Dominican Republic Restaurants and Cuisine

You’ll find the largest number of restaurants in the resort areas and in the capital of Santo Domingo. International cuisines such as Asian, Italian, Latin American and Middle Eastern are all well represented. Popular local dishes include rice and beans, often with chicken. Dominicans also eat a variety of tropical fruits like plantains, bananas and coconuts.


Dominican Republic Culture and History

Blending cultural elements from Spain, Africa and Amerindians, the Dominican Republic is known for merengue -- hot, spicy, Latin-influenced music. Baseball is the most popular sport here, and the Dominican Republic produces a disproportionate number of Major League stars—among them Sammy Sosa, Pedro Martínez and David Ortiz.


Dominican Republic Events and Festivals

The Dominican Republic Jazz Festival is one of the island’s biggest events, featuring artists like Chuck Mangione, Sade and Carlos Santana. During Merengue Festival in July, the country’s top bands play along Santo Domingo’s seaside boardwalk. Another biggie is La Vega Carnival from January to March.


Dominican Republic Nightlife

In a country fueled by the strains of merengue and bachata, it’s no surprise to learn that dance clubs are a mainstay of the nightlife scene.

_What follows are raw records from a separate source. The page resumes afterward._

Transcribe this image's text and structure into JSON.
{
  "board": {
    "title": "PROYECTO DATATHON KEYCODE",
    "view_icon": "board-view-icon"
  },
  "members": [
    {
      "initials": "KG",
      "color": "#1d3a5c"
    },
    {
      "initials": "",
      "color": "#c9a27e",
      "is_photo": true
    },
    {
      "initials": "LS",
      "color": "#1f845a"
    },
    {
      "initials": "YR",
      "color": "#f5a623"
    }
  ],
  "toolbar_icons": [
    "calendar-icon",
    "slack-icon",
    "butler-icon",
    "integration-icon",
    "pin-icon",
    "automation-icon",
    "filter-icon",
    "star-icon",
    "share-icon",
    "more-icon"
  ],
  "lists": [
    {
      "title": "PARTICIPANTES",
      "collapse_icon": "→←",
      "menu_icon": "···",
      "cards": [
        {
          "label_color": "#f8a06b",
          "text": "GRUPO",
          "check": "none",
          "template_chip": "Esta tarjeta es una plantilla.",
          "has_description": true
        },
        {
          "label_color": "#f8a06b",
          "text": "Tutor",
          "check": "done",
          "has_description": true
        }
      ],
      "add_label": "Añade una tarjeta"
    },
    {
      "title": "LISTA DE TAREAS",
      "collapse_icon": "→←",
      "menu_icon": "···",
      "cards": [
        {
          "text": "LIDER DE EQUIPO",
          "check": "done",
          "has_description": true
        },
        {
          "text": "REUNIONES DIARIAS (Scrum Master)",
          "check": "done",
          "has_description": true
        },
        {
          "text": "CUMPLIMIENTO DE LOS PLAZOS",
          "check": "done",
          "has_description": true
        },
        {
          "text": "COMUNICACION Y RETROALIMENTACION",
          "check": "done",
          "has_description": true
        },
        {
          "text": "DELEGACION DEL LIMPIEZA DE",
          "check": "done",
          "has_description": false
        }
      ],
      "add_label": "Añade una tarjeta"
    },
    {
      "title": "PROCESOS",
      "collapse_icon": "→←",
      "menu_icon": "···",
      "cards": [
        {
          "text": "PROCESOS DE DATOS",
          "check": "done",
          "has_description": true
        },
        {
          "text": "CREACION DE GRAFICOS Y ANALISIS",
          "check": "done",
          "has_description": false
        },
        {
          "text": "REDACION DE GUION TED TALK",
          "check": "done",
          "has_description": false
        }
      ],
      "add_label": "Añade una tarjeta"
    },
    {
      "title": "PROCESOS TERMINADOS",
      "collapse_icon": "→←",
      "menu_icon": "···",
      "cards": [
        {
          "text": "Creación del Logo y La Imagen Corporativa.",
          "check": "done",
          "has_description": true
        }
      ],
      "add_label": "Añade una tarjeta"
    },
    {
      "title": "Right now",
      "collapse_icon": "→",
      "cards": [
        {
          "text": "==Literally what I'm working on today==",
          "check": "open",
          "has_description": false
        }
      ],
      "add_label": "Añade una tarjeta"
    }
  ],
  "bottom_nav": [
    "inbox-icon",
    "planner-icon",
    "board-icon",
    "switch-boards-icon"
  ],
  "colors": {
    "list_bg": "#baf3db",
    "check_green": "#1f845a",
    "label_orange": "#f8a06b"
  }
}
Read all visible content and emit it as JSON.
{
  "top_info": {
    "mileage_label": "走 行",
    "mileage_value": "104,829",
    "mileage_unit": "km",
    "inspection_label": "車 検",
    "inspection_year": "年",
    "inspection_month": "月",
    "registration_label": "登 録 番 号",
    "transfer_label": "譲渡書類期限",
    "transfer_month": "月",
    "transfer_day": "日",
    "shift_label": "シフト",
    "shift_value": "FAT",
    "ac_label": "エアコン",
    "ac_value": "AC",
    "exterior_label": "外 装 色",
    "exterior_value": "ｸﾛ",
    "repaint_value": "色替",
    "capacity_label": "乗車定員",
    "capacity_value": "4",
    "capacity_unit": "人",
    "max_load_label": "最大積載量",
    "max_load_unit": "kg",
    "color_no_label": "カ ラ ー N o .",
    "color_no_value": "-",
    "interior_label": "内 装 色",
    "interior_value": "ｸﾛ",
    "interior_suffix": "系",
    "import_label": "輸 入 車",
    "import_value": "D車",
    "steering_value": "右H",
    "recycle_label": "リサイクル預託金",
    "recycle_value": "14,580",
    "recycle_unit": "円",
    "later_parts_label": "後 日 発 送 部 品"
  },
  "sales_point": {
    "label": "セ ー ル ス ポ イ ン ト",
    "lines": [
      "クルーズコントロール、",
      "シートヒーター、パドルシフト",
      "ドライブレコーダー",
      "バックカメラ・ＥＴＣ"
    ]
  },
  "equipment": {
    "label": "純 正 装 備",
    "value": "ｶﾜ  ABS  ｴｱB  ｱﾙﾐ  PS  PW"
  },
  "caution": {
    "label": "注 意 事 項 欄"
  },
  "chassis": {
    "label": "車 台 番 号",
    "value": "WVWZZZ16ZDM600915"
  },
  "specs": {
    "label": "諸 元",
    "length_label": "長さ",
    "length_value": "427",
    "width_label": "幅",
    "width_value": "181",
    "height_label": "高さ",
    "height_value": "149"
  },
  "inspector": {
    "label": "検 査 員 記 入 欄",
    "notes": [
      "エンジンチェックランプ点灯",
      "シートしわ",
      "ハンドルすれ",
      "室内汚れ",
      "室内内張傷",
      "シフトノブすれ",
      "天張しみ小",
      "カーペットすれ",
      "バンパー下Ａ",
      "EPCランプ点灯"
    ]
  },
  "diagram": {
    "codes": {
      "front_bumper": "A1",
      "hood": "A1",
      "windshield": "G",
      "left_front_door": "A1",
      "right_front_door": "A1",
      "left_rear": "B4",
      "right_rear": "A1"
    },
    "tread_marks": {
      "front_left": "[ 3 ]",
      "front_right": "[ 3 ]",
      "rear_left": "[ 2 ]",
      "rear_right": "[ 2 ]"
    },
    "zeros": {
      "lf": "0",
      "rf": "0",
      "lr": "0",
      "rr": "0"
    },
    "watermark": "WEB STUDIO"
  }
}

But whether you’re looking for a cozy, romantic evening for two, a night of gambling or dancing until the early morning, you’ll find plenty of options. Santo Domingo has a terrific assortment of discos, nightclubs and casinos. The 20-odd hotels in Playa Dorada (in Puerto Plata) contain a couple of casinos, many bars and lounges, and about five discos that are popular with both locals and visitors (non-guests welcome.)